About the Author:
TRACY CHEVALIER is best known for her historical novels, including the international bestseller Girl with a Pearl Earring and, most recently, At the Edge of the Orchard. She is also editor of Reader, I Married Him: Stories Inspired by Jane Eyre. She is a Fellow of the Royal Society of Literature, and has honorary doctorates from her alma maters Oberlin College and the University of East Anglia. She lives with her family in London. Chevalier was born in Washington, D.C., where she grew up in an integrated neighbourhood and went to an elementary school with a majority of black students. This experience of being a minority is what made her choose to rewrite Othello. "Othello is about what it means to be the outsider, and that feeling can start at an early age. We have all at one time or another stood on the edge of a playground, with the bullies circling, wondering if we are going to be accepted." The author lives in London, England.
Excerpt. © Reprinted by permission. All rights reserved.:
Dee noticed him before anyone else. She was glad of that, held on to it. It made her feel special to have him to herself for a few seconds, before the world around them skipped a beat and did not recover for the restof the day.
The playground was busy before school. Enough children had arrived early that games of jacks and kickball and hopscotch had begun, to be abandoned when the bell rang. Dee herself had not been early—her mother had sent her upstairs to change her top for something looser, saying Dee had spilled egg on it, though Dee herself couldn’t see any yolk. She’d had to run part of the way to school, braids thumping against her back, until the stream of students heading the same direction reassured her she was not late. She had gotten to the playground with a minute to spare before the first bell rang.
There hadn’t been enough time to join her best friend, Mimi, jumping Double Dutch with the other girls, so instead Dee had headed to the playground entrance into the building, where Mr. Brabant was standing with other teachers, waiting for the class lines to form. Her teacher had a short, angled haircut that squared his head, and stood very straight. Someone told Dee he had fought in Vietnam. Dee was not the top student in class—that prize went to prim Patty—but she liked to please Mr. Brabant when she could, enough to make him notice her, though she knew she was sometimes called a teacher’s pet.
She took her place at the front of the line now, and looked around, her eyes on the Double-Dutch girls still jumping rope. Then she spotted him, a motionless presence by the merry-go-round. Four boys were spinning on it—Ian and Rod and two boys from fourth grade. They were going so fast that Dee was sure one of the teachers would stop them. Once a boy had been flung off and broken an arm. The two fourth graders looked scared, but could not control the merry--go--round, as Ian was expertly kicking the ground to keep up the speed.
The boy standing near the frenetic motion was not dressed like the other boys, casual in their jeans and T--shirts and sneakers. Instead he wore gray flared pants, a white short-sleeve shirt, and black shoes, like a uniform a private school student would wear. But it was his skin that stood out, its color reminding Dee of bears she’d seen at the zoo a few months before, on a school field trip. Though they were called black bears, their fur was actually deep brown, with a reddish tint at the tips. They had mostly slept, or sniffed at the pile of grubs the keeper had dumped in the pen for them. Only when Rod threw a stick at the animals to impress Dee did one of the bears react, baring its yellow teeth and growling so that the children shrieked and laughed. Dee had not joined in, though; she had frowned at Rod and turned away.

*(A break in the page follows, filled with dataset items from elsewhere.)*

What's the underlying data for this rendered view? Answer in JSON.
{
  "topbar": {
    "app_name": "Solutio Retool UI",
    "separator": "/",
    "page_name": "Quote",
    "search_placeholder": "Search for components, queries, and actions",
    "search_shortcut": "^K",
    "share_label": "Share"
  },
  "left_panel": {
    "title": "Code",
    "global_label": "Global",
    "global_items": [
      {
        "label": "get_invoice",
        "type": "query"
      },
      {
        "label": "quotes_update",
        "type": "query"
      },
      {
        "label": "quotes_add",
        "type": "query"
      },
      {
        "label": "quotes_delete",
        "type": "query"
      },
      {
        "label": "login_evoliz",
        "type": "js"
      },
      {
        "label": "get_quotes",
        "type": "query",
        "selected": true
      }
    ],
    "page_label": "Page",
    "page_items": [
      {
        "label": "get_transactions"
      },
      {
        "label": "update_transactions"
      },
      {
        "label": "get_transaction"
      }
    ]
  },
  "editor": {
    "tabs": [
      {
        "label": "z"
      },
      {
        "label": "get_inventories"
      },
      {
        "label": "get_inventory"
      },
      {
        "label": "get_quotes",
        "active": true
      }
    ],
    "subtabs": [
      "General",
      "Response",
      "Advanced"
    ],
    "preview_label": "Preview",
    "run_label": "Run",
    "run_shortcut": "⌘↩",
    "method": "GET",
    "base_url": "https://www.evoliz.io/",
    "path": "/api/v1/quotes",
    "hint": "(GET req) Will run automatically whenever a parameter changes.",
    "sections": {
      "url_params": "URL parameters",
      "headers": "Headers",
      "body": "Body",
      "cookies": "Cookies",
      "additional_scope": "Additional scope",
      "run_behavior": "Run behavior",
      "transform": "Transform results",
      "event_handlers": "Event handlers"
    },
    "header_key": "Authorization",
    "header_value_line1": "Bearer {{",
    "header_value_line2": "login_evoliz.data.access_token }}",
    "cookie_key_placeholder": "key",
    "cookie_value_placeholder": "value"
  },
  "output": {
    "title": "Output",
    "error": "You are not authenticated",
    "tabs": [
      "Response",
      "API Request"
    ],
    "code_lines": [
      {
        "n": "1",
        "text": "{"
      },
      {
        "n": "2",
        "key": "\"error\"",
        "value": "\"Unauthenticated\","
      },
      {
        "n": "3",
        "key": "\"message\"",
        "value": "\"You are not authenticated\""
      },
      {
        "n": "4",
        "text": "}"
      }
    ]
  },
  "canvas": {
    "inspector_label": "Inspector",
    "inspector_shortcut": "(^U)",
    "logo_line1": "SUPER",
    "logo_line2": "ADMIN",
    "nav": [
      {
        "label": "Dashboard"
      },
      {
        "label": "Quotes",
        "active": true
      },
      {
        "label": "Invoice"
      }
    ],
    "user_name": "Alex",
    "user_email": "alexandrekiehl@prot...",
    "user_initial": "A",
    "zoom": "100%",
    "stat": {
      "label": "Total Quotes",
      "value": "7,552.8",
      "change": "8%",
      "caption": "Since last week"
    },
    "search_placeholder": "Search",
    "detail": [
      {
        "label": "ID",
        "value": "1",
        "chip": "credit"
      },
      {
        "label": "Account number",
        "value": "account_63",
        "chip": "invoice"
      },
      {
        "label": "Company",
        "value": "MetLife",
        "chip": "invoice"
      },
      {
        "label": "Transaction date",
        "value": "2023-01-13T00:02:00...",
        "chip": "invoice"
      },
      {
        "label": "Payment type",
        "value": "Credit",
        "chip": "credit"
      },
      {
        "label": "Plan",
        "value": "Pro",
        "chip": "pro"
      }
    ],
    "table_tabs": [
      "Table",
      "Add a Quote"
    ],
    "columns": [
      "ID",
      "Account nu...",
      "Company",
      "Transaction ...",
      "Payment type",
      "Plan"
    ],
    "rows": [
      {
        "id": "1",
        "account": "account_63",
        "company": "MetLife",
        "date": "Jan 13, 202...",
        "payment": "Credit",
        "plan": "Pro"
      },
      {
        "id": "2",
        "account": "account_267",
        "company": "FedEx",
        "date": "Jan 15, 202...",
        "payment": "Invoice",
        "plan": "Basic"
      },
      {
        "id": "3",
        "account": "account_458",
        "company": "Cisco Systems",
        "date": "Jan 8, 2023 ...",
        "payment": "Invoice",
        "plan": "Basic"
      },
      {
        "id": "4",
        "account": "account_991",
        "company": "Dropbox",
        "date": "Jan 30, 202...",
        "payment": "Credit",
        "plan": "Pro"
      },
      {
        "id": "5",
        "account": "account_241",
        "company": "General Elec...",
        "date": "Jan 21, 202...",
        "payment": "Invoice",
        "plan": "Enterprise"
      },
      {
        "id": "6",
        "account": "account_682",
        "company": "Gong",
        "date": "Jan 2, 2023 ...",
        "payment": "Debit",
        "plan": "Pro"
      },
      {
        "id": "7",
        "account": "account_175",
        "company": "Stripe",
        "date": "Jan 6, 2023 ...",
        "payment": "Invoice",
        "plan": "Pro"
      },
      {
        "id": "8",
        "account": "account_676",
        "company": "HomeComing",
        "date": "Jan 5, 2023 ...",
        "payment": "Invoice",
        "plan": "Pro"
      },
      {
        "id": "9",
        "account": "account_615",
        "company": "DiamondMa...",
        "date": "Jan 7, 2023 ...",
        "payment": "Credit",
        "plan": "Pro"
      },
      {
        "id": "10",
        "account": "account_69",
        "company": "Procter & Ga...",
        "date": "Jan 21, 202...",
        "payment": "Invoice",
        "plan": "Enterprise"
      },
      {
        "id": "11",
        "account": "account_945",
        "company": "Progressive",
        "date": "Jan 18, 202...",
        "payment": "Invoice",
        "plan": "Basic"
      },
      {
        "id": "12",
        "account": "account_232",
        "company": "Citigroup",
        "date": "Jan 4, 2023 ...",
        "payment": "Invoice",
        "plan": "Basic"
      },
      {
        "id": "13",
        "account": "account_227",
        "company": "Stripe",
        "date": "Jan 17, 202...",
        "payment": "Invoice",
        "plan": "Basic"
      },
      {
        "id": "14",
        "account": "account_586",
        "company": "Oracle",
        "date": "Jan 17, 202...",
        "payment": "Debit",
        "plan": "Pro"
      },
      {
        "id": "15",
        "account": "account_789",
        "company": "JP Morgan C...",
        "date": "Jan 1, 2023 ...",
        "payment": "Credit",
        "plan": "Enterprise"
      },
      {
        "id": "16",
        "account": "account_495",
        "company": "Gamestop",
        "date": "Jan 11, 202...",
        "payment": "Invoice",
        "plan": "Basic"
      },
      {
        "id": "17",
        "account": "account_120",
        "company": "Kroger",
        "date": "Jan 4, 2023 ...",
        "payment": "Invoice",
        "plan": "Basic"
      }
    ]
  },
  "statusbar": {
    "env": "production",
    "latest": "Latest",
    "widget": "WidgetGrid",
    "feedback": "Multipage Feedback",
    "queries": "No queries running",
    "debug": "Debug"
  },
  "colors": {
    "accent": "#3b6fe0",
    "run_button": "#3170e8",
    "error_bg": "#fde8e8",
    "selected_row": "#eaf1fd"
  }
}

The new boy was not watching the merry-go-round, but studying the L-shaped building. It was a typical suburban elementary school, built eight years before, and looked like two red-brick shoeboxes unimaginatively shoved together. When Dee had started kindergarten it still had a new building smell to it. Now, though, it was like a dress she had worn many times, with its tears and stains and marks where the hem had been let down. She knew every classroom, every staircase, every handrail, every bathroom cubicle. She knew every foot of the playground too, as well as the younger students’ playground on the other side of the building. Dee had fallen off the swings, torn her tights on the slide, gotten stuck at the top of the jungle gym when she became too scared to climb down. Once she had declared one half of the playground Girl Town, and she and Mimi and Blanca and Jennifer had chased away any boy who dared to cross the line. She had hidden with others around the corner near the gym entrance, where teachers on duty couldn’t see them and they could try on lipstick and read comics and play spin the bottle. She had lived her life on the playground, laughed and cried and had crushes and formed friendships and made few enemies. It was her world, so familiar she took it for granted. In a month she would be leaving it for junior high.
Now someone new and different had entered the territory, and this made Dee look at the space anew and suddenly find it shabby, and herself an alien in it.Like him.
He was moving now. Not like a bear, with its bulky, lumbering gait. More like a wolf, or—Dee tried to think of dark animals—a panther, scaled up from house cats. Whatever he was thinking—probably about being the new boy in a playground full of strangers the opposite color from him—he padded toward the school doors where the teachers waited with the unconscious assuredness of someone who knows how his body works. Dee felt her chest tighten. She drew in a breath.